Este segundo método de unión poseía
ciertas ventajas, pues facilitaba la aceptación del dominio por parte de un
nuevo mandatario “extranjero” y favorecía la reconciliación entre las élites de
las diferentes realidades sociales. En general, casi todos los mandatarios
optaron por ésta segunda vía al anexionarse un nuevo reino o provincia, y para
mantener un grado mínimo de integración, crearon toda una serie de órganos
institucionales nuevos al más alto nivel de gobierno, que estaban por encima de
las instituciones locales, y que representaban a éstas ante la monarquía
estatal. Sin embargo, en los niveles inferiores de la administración, el
sistema patrimonial de acceso a cargos vigente en la mayoría de Europa y la
existencia de férreas leyes que reglamentaban los nombramientos, entorpeció la
deseada sustitución del funcionariado existente en los nuevos territorios
adquiridos, por otros de mayor lealtad al nuevo régimen. Este hecho, unido al
absentismo del rey en todos los territorios que conformaban el nuevo estado,
provocaba una cierta fragilidad en las monarquías compuestas, que obligaban a
cuestionar su viabilidad a largo plazo. Sin embargo, y en base al acuerdo entre
la corona y las clases gobernantes de las diferentes provincias, se creó un
sentimiento de lealtad personal hacia la dinastía que trascendía los límites
provinciales, apoyado por la adopción de un nombre para la comunidad aceptado
por las diferentes partes, la colaboración más estrecha en campos que
reportaban importantes beneficios económicos o la enorme atracción que sentía
la nobleza local hacia la cultura y lengua de la corte dominante. Este
sentimiento de lealtad hacia una comunidad más amplia que la de origen, no
estaba reñido con la lealtad hacia ésta, llamada patria en el siglo XVI, todo y
que una serie de acontecimientos acaecidos a lo largo del siglo, pusieron en
peligro la estabilidad de las monarquías compuestas, el más importante de
ellos, la división religiosa europea. En efecto, las diversas corrientes de la reforma protestante rechazaron aceptar
el conformismo religioso exigido por los gobiernos. Sostenían que la práctica
de una determinada creencia constituía un derecho superior a aquel de cualquier
gobernante meramente terrenal. La represión del derecho a un culto determinado,
se basaba en el concepto de intolerancia.
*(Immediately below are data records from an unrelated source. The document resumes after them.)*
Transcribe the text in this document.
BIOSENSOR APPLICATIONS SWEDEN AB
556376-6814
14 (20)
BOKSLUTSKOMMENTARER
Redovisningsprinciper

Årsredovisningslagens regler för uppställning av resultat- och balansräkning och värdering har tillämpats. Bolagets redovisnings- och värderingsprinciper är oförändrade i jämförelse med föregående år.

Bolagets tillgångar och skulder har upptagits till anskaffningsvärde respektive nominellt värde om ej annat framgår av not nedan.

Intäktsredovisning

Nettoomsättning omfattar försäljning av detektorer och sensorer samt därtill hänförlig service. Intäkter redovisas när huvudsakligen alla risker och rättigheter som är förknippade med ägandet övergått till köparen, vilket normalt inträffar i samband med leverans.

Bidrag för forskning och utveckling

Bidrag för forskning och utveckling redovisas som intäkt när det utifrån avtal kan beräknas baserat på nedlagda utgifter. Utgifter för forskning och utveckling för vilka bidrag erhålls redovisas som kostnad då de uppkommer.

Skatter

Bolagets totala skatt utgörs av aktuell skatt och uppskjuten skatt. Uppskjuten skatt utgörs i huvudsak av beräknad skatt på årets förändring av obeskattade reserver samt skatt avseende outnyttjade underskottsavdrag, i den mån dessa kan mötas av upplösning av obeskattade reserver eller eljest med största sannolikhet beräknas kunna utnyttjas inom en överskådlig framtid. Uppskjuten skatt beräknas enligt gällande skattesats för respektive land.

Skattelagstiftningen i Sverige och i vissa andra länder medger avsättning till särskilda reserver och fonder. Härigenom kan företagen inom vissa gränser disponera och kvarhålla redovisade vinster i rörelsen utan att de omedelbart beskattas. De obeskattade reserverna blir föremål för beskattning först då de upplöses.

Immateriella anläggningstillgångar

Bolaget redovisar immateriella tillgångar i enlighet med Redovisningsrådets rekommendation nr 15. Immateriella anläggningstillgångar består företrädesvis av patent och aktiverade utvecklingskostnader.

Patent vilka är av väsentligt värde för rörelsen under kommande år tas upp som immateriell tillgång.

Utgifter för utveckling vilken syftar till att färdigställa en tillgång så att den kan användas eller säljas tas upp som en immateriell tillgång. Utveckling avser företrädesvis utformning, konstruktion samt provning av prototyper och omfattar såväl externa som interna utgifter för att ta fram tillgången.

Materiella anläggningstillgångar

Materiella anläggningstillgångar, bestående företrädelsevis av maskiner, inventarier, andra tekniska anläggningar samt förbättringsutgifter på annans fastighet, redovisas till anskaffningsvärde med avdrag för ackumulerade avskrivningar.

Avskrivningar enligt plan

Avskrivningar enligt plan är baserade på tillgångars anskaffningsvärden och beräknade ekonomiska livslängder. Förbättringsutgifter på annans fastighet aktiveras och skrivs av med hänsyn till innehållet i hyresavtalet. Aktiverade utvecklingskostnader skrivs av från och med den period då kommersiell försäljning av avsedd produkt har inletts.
La consecuencia de estos cambios
religiosos fue añadir un nuevo elemento al surgimiento de un sentido colectivo
de identidad provincial en relación con el territorio dominante en que se
encontraban, e imposibilitó la realización de presiones para afianzar la
conformidad religiosa en los mismos por parte de los gobernantes, ante el temor
de estallidos de violencia. Sin embargo, determinadas posiciones dentro de las
monarquías compuestas, contribuyeron al nacimiento de violentos nacionalismos
religiosos, avivados en el caso español por sentimientos nostálgicos de la añorada
Hispania Romana, que se incrementaron con la conquista de territorios en
ultramar, provocando desigualdades entre los componentes de esas monarquías
compuestas, con el predominio de Castilla a partir del siglo XVI. Ya un siglo
antes, con el matrimonio de Fernando de Aragón con Isabel de Castilla, el reino
castellano se había atribuido la misión de concluir la tarea restauradora de la
unificación política y religiosa española. Pero, esa diferencia de trato entre
los diversos reinos o provincias de la monarquía española, provocó revueltas
como la de Aragón de 1591, y otras como veremos más adelante. A partir de éste
momento, se buscó por todos los medios afianzar la uniformidad entre los reinos
en unión, tanto a nivel de jurisprudencia, como de gobierno y religión, así
como a intentar suprimir la hostilidad mutua que generaban los trámites de
unión entre estados independientes. Para ello, se trazaron estrategias como
alianzas matrimoniales entre las distintas noblezas, o la distribución
equitativa de cargos, con el objetivo de conseguir lo que vino a llamarse unión de corazones. Pero el objetivo
último de estas estrategias, no era otro que la integración de todas las
provincias en un Estado absoluto, que nunca hubiera llegado a constituirse sin
la presencia de un cuerpo de funcionarios leales al rey, que fortaleciera su
presencia y su poder en zonas anteriormente exentas de su jurisdicción.